Re: [PATCH v2] ovl: drop CAP_SYS_RESOURCE from saved mounter's credentials
From: Miklos Szeredi
Date: Mon Jul 24 2017 - 04:15:34 EST
On Sat, Jul 22, 2017 at 11:30 AM, Amir Goldstein <amir73il@xxxxxxxxx> wrote:
> Bumped into this patch (Now upstream commit 51f8f3c4e225) and realized
> it is missing cc: stable # v4.8
>
> At least this docker PR suggests that regression introduced in v4.8 will not be
> appreciated down the road:
> https://github.com/moby/moby/issues/29364
Greg,
Can you please queue 51f8f3c4e225 ("ovl: drop CAP_SYS_RESOURCE from
saved mounter's credentials") for 4.9.y?
Thanks,
Miklos
>
>
> On Tue, Jan 10, 2017 at 9:17 PM, Vivek Goyal <vgoyal@xxxxxxxxxx> wrote:
>> On Tue, Jan 10, 2017 at 09:30:21PM +0300, Konstantin Khlebnikov wrote:
>>> If overlay was mounted by root then quota set for upper layer does not work
>>> because overlay now always use mounter's credentials for operations.
>>> Also overlay might deplete reserved space and inodes in ext4.
>>>
>>> This patch drops capability SYS_RESOURCE from saved credentials.

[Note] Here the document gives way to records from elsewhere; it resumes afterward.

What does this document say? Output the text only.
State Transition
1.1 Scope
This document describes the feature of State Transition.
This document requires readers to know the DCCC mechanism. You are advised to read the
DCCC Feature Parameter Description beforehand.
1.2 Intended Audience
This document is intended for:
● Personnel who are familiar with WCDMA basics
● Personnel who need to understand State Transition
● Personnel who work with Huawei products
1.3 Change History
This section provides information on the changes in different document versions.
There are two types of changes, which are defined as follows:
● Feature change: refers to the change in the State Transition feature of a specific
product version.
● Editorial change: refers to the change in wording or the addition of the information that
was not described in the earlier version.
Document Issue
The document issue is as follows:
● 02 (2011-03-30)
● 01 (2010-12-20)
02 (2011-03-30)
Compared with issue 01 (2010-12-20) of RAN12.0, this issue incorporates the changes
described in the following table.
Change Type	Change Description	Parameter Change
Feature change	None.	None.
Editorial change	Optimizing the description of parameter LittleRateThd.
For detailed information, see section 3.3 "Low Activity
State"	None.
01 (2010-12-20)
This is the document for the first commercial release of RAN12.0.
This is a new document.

>>> This affects creation new files, whiteouts, and copy-up operations.
>>>
>>
>> I am not an expert in this area, but I thought previous patch was
>> better. I am not sure why overlay internal operations should be
>> done without CAP_SYS_RESOURCES when caller has CAP_SYS_RESOURCES. That
>> might be counter-intuitive.
>>
>> If some task is allowed to bypass quota limitations on a file system
>> then same should be true when task is working on overlay.
>>
>> Similary if a task is allowed to use reserved space on filesystem, then same
>> task should be allowed to use reserved space on underlying filesystem
>> when doing overlay. It should not be overlay's job to prevent that?
>>
>> May be it is just me....
>>
>
> Vivek,
>
> Since your question was not answered in this thread, IMO, your concern
> is just, but in practice I think that:
> 1. It's going to be harder to implement for every operation to combine the
> mounter's creds with the process capabilities... weird
> 2. The use case of ext4 reserved blocks is to allow sys admin some slack
> for disk allocations that are needed in order to free up disk space or for
> other critical tasks to prevent the system from hanging. It doesn't sound
> like this use case fits an overlayfs mount that well.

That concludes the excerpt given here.